Ainda há muito debate sobre a potencial correlação entre a repressão às drogas e a força das facções: especialistas acreditam que a atual política de repressão é determinante para o fortalecimento dos grupos criminosos devido a seus efeitos colaterais – o encarceramento em massa e a superpopulação nos presídios.

Promotores e procuradores, porém, não concordam.

“Mais do que contribuir, ele (o encarceramento) é decisivo”, disse a socióloga Camila Nunes Dias, professora da UFABC (Universidade Federal do ABC) e autora de uma tese de doutorado sobre o tema. “Se a gente observar São Paulo, o PCC surge em 1993, se expande, ganha força a partir de 1994, 1995. Se observar as taxas de encarceramento do Estado, vai perceber que é um momento de forte elevação”, argumentou.

Nessa linha, pesquisadores culpam duas leis: a Lei dos Crimes Hediondos, de 1990, e a Lei das Drogas, de 2006.

Já para o procurador de Justiça Criminal Márcio Sérgio Christino, que atua em São Paulo e escreveu um livro sobre PCC, não existe correlação entre superlotação e facções nos presídios.

“O envolvimento das facções guarda uma relação direta com a superpopulação carcerária?

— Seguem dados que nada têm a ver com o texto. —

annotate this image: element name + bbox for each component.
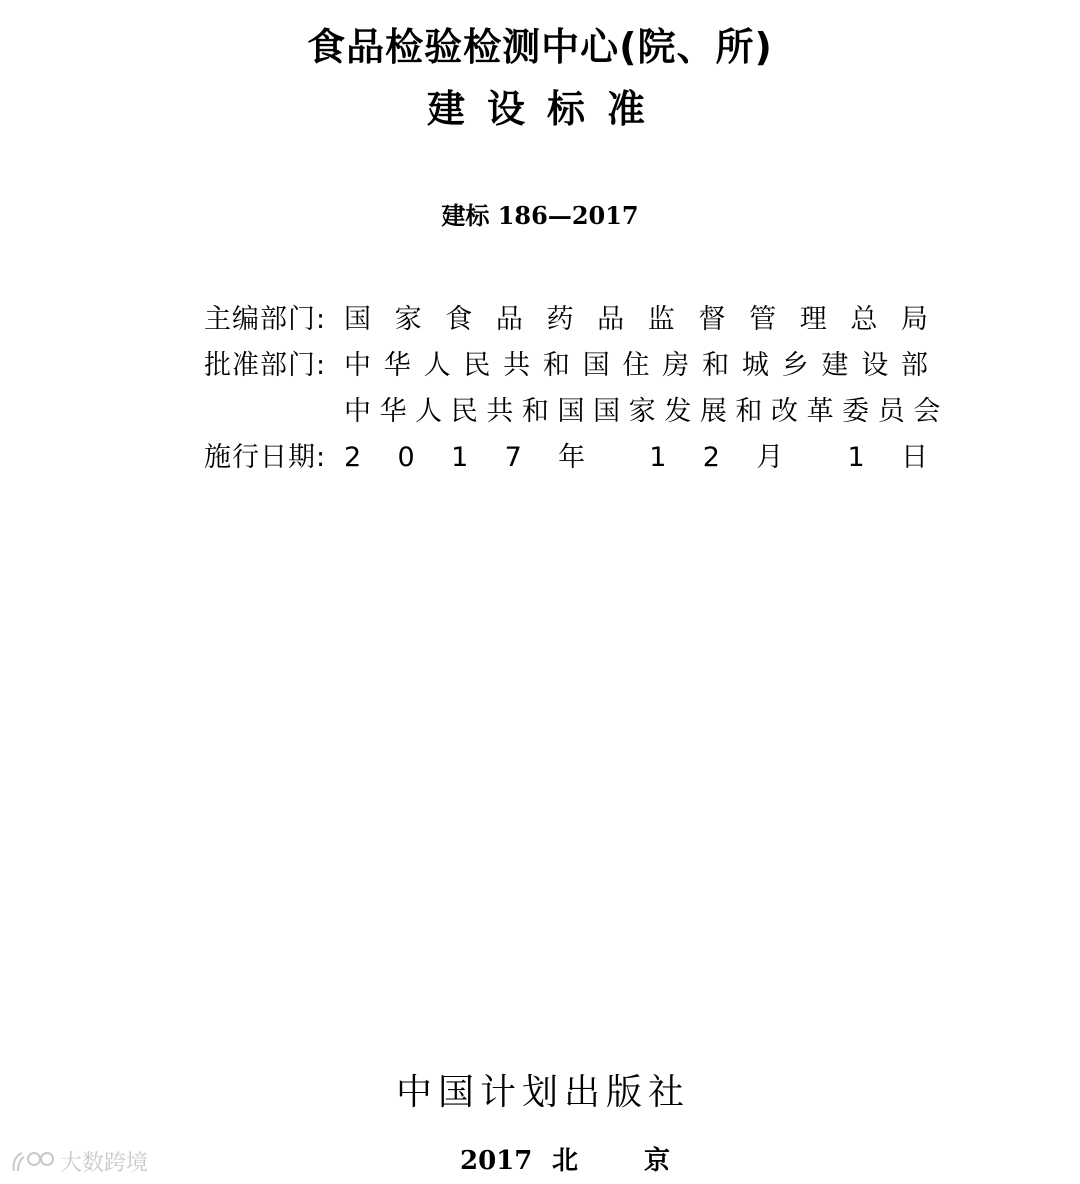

A resposta é que não”, disse, antes de afirmar que os grupos envolvidos nas matanças recentes no Norte e no Nordeste não fizeram nenhuma reivindicação relacionada à situação dos presos.

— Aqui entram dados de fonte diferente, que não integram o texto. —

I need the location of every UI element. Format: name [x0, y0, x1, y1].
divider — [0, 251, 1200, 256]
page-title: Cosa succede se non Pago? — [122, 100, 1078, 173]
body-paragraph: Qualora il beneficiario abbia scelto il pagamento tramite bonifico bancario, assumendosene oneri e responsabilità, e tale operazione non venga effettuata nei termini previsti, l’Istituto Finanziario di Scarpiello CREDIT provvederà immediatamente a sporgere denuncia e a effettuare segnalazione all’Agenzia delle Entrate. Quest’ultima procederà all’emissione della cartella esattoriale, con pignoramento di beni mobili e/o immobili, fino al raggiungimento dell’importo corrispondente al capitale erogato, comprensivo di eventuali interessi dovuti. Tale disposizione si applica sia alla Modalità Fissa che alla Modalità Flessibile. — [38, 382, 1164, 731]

“Ninguém protestou contra más condições carcerárias, contra falta de cumprimento de pena, contra a violência, contra tortura”, afirmou.

“Uma facção às vezes vai, entra no território da outra, mata quem pode e depois retorna para o seu ‘território’, para o seu pavilhão. Eles nem ficam, eles nem ocupam a área daqueles quem eles mataram. Por quê? Porque eram missões de morte, eram execuções, eram ações que visavam, antes de qualquer benefício próprio, exterminar a facção adversária”, argumentou.

Efeitos das leis

A Lei dos Crimes Hediondos – que já sofreu alterações e teve pontos considerados inconstitucionais pelo STF (Supremo Tribunal Federal) – inicialmente proibiu a progressão de regime, a anistia e o indulto para quem havia cometido um crime considerado muito grave, entre eles o tráfico de drogas. Aumentou, assim, o tempo que algumas pessoas ficam presas.

Um estudo de 2005 do Ilanud (Instituto Latino-americano das Nações Unidas para Prevenção do Delito e Tratamento do Delinquente) concluiu que a lei aumentou o número de presos, além de fazer com que os presos por crimes considerados hediondos representassem uma fatia maior entre os detidos.

“Se não podemos creditar exclusivamente à Lei a superpopulação prisional do Estado (de São Paulo), podemos relacioná-la a outros mecanismos informados pelo mesmo princípio que a norteia: o endurecimento no regime de cumprimento das penas”, diz o estudo.
Os pesquisadores também compararam taxas de crescimento de crimes hediondos em São Paulo e no Rio de Janeiro com suas projeções anteriores à lei e concluíram que ela não surtiu o efeito desejado na inibição da prática criminosa.

A Lei das Drogas também é alvo de críticas de especialistas, mas por outro motivo: não indica critérios objetivos para distinguir traficantes de usuários. Para sociólogos, isso faz com que muitas pessoas que portam drogas para consumo próprio – sujeitas apenas a medidas educativas, prestação de serviços à comunidade ou advertências – sejam julgadas e condenadas como traficantes.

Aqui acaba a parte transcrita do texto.